Saturday was a gorgeous day and snow was in the forecast so we made sure to get out. We ran into several people who for the most part were good at keeping their distance and many were also wearing some sort of face covering.
Since the weather was nice, we decided to do our egg hunt on Saturday. (This wasn’t terribly unusual on years we’re being intentional about Easter we often do our egg hunt on Saturday so we can focus more on the spiritual stuff on Sunday.) We were almost out of eggs so Noel went out to try and buy some as well as a few Easter basket things. (Buffs from a local business and artisanal handsanitzer from a local distillery.) The grocery store was completely out of eggs. I suppose it was foolish to think there would be eggs the day before Easter during a pandemic. I jumped on the group text with the ladies I work with at church and said I was especially grateful for the silk tie Easter eggs since we wouldn’t be doing any of our own. One of the other ladies said they had a ton of extra eggs from her chickens and that she’d put some out for us. We were really grateful for that. We did our egg hunt, barbecued and ate dinner on the porch, and let the kids sleep in the awesome blanket fort Noel had helped them build.

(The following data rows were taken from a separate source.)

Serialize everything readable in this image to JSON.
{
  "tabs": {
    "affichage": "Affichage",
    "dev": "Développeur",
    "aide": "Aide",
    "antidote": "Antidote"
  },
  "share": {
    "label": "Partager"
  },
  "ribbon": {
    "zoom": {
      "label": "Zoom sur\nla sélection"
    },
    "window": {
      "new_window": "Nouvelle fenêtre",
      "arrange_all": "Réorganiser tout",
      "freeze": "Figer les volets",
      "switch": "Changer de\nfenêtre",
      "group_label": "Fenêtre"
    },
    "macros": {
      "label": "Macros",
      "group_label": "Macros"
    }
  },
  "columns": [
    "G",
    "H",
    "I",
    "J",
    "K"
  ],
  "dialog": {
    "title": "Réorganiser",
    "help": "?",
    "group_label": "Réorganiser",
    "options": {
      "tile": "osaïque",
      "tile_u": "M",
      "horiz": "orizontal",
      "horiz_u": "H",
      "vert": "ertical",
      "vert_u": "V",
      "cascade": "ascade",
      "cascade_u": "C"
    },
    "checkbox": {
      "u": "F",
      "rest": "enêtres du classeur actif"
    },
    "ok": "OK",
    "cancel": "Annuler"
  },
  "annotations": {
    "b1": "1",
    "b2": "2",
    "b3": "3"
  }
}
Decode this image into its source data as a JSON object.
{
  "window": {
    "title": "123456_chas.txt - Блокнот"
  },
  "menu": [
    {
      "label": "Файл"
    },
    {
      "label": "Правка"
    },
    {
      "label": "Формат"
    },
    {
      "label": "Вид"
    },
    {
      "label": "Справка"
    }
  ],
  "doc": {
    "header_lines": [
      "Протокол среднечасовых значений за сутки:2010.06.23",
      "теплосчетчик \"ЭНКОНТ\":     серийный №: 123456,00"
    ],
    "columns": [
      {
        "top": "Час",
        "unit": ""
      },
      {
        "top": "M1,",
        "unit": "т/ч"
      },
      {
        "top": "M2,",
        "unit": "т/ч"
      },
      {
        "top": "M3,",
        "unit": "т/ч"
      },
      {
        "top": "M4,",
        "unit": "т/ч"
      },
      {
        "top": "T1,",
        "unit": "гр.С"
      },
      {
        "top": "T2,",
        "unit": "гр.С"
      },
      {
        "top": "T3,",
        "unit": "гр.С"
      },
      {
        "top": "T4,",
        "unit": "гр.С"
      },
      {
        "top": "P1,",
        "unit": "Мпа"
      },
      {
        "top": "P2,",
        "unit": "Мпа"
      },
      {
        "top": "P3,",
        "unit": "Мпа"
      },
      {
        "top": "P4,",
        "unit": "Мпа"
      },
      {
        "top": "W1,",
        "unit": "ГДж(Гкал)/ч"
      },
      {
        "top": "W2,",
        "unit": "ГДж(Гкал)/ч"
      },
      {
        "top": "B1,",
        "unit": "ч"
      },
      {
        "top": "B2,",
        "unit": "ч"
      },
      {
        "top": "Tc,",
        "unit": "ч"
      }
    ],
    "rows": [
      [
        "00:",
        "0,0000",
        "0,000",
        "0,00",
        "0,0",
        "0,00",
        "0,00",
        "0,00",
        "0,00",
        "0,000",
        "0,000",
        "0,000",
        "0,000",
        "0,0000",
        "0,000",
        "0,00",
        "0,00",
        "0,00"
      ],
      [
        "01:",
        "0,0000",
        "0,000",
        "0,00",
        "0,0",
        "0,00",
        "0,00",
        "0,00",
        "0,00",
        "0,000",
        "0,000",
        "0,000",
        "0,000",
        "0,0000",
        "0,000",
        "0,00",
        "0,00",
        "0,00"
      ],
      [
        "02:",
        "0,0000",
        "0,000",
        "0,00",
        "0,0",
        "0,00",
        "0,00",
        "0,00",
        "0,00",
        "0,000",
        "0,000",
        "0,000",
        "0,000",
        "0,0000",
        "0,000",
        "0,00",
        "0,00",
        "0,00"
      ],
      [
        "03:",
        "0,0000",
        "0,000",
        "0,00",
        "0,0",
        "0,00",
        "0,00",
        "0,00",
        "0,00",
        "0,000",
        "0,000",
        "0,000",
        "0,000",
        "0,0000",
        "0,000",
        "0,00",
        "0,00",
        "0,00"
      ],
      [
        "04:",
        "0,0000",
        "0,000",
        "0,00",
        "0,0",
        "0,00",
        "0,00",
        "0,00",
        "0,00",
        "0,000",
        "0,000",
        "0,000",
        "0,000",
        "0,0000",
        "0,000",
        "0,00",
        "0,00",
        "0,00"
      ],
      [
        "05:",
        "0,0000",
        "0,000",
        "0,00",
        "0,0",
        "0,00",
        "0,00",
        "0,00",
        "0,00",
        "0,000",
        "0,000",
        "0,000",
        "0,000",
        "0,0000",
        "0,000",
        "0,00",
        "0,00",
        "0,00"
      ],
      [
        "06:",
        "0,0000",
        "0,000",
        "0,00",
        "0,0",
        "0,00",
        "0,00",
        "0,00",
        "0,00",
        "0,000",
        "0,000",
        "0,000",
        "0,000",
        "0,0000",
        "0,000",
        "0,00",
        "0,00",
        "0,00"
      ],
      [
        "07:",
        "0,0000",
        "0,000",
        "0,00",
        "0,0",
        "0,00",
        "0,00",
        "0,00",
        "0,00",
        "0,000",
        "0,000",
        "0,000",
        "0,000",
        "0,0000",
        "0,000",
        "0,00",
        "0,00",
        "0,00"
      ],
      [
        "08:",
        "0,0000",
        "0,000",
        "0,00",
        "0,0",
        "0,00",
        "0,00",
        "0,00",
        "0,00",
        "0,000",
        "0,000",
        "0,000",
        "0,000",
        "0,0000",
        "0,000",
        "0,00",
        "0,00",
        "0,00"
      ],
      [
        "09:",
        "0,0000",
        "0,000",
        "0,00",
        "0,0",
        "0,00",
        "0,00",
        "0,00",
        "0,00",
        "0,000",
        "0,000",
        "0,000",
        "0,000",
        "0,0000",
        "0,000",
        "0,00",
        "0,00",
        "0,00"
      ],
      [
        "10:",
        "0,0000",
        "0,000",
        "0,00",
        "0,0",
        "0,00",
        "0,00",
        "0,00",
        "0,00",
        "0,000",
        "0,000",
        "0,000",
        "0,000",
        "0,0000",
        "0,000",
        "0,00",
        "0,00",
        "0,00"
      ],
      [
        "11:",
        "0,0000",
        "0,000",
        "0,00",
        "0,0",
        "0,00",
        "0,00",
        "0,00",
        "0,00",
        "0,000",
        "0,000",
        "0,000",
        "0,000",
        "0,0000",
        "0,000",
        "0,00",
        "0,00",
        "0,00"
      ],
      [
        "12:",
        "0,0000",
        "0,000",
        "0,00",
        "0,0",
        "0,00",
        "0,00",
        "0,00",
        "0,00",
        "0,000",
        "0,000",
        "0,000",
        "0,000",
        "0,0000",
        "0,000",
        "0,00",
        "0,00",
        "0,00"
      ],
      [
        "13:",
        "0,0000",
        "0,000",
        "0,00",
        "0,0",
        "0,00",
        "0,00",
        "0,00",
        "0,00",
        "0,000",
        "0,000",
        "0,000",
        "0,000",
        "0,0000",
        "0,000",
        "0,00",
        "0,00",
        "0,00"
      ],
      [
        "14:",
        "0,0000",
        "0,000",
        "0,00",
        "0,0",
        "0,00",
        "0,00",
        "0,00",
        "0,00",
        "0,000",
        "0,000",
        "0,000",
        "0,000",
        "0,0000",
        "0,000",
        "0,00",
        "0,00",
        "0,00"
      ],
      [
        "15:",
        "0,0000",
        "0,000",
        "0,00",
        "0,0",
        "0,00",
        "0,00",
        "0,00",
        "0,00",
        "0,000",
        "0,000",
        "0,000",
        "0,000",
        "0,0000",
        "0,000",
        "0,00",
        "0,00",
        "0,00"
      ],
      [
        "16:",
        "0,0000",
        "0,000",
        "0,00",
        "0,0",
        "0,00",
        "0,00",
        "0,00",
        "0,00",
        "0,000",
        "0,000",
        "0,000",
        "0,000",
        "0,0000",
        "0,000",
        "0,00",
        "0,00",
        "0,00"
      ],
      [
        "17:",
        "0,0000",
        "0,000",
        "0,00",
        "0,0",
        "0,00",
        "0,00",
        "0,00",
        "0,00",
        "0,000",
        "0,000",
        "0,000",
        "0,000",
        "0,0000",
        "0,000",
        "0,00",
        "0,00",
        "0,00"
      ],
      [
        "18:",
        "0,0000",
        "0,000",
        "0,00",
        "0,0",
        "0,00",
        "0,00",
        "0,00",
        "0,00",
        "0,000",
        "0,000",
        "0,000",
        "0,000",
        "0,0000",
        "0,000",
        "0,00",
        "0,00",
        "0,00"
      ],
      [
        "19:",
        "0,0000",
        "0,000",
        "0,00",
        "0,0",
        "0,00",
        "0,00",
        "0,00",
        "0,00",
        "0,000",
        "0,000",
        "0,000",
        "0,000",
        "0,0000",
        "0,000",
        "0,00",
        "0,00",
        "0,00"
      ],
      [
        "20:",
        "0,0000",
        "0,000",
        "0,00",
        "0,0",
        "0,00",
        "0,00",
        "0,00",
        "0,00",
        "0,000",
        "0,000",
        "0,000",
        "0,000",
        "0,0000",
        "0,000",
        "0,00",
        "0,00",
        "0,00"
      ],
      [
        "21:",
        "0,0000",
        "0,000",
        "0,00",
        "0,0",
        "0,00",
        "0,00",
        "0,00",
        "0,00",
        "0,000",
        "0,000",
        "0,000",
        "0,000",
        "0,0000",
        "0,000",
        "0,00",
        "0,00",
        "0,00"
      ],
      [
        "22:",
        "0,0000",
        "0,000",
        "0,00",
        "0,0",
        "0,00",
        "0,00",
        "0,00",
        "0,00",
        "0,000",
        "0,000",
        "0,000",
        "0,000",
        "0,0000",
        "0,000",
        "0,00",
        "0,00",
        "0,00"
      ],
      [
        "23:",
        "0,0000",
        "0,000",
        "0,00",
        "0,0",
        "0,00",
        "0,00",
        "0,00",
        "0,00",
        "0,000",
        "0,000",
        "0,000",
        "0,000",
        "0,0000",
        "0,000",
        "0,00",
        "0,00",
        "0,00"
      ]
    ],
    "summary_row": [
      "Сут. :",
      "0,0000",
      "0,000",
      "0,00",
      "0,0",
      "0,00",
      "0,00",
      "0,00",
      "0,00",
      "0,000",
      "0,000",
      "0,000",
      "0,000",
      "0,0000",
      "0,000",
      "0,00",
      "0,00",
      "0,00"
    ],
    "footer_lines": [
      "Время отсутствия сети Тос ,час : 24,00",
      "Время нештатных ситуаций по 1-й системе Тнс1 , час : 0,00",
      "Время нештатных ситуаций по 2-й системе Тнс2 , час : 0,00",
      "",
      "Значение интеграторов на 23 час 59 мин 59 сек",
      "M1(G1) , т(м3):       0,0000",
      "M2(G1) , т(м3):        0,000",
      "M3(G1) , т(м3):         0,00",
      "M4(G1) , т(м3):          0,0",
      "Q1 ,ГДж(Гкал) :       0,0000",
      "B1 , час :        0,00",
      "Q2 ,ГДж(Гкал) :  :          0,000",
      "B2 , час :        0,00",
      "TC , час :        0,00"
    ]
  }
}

It did indeed snow on Easter. We had a decent at home church service including a spiritual Easter egg hunt courtesy of The Friend. Noel and I spent the afternoon brushing up on an Easter piano duet. It was nice to stretch our brains and fingers in that way. Despite the snow, it was a pretty good Easter. This Sabbath Devotional from MWEG brought an especial sense of peace to my heart.
Monday was okay. There were a lot of good things happening, but I felt pretty meh. The school was having a school spirit week and each day had a theme. Monday’s theme was school spirit. We wore our green and gold for my Fit Family Fun exercise class. One of the kids was kind of a pill and refused to help which is super fun when you’re broadcasting live . . . That afternoon, the teachers did a parade through the neighborhood. I kind of thought the whole thing sounded stupid, but we walked the two blocks to get to the route. It was rain/snowing and we had to wait quite awhile before the caravan arrived. But then it was actually really touching to see all the teachers waving out of their windows. It was uplifting, but then I returned to feeling meh and ate way too many Kit-Kats while giving the weather the stink eye.
Tuesday was another not so great school day. I lost my cool on more than one occasion. In the afternoon, I hid in the office with Noel and watched trashy tv while the kids watched as much tv as they wanted. To reward ourselves for all being alive at the end of the day we made white chocolate lava cakes.
Wednesday started with a basement workout. We were not quick enough to purchase weights before they were sold out everywhere so we’ve been getting creative with all the cinderblocks from our basement project. It was also time for my 2nd bimonthly grocery store trip. This was a big one as I was also going to go to Costco. On this trip 98% of people were wearing masks. King Soopers (our Kroger store) had also turned all the aisles into one way aisles. They had signs at the end of every aisle and arrows on the floor, but it seems people are illiterate or oblivious because more often than not they were going the wrong way. Costco was pretty crazy. They had pallets in the middle of almost every aisle making social distancing very difficult. Then the checkout process felt a little bit like the Soup Nazi scene from Seinfeld. I got yelled at multiple times and I was really trying to pay attention to the process. I think the workers were just a little stressed. I returned home with quite a bit of supplies. I know we have been really privileged during this whole thing. Yes, it’s emotionally hard, but we’re fortunate that Noel is still making his full wage and that we’re all healthy. When I got home Noel lamented to me how awful remote learning had gone that morning. It was good to know it wasn’t just me. And that gets us halfway through April.